“We think we can congratulate ourselves on having already reached such a pinnacle of clarity, imagining that we have left all these phantasmal gods far behind. But what we have left behind are only verbal spectres, not the psychic facts that were responsible for the birth of the gods. We are still as much possessed by autonomous as if they were Olympians. Today they are called phobias, obsessions, and so forth; in a word, neurotic symptoms. The gods have become diseases; Zeus no longer rules Olympus but rather the solar plexus, and produces curious specimens for the doctor’s consulting room, or disorders of the brains of politicians and journalists who unwillingly let loose psychic epidemics on the world.” (Jung, Cw 13, par. 54)
“The gods have become diseases” . . . I guess that about sums it up. These words were written quite some time ago, yet it is as if C.G. Jung is looking at today’s world and events with these words. These words trigger a series of thoughts within me. What a statement to make, “the gods have become diseases”!

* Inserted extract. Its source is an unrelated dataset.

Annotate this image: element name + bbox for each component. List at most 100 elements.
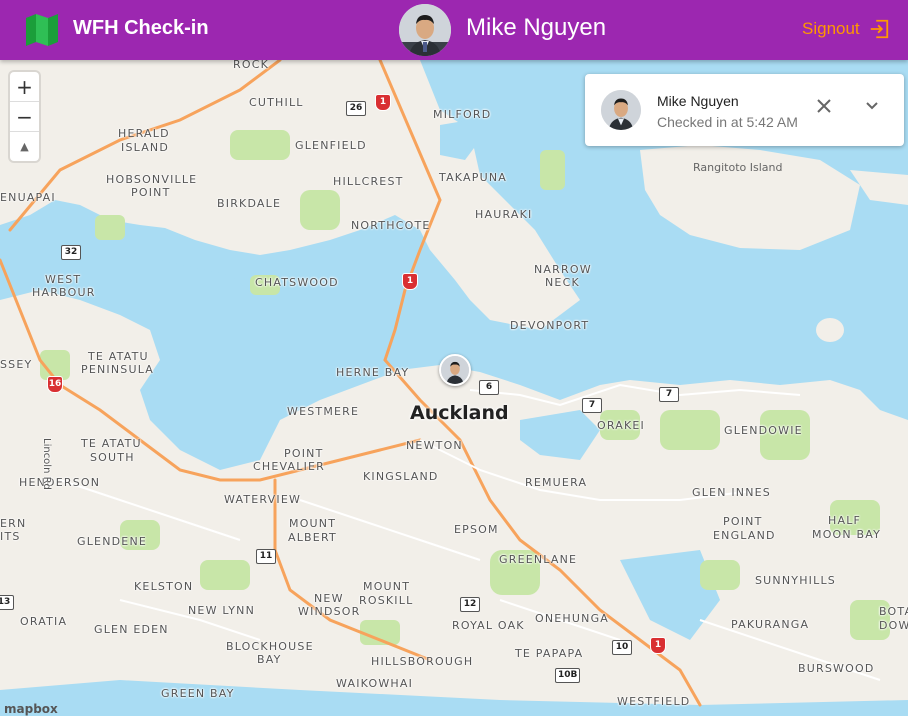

Or, could one say that those who re-discover the gods are themselves suffering from disease (dis-ease)? What it took for me to find a place for the idea of the gods, a recognition of the spiritual centre within “self” was a”breakdown” that allowed me to take “sick leave” for “treatment.” I had to be broken before I would allow myself time to think and feel again. Strange how midlife crises have become a dividing line between life externalised and life that includes “Self.” How many, like myself, have embraced a spiritual centre with the crisis of midlife bringing them to a halt in the outer world? I know that many have ignored the call to an inner self and respond to the crisis of midlife with affairs, new toys, fundamentalist adherence to some religion or political belief.
These words of Jung’s open up a huge world of questions for me. I will need to take time to think about these words a lot more if I am ever to find a way to express my response to them in some meaningful way.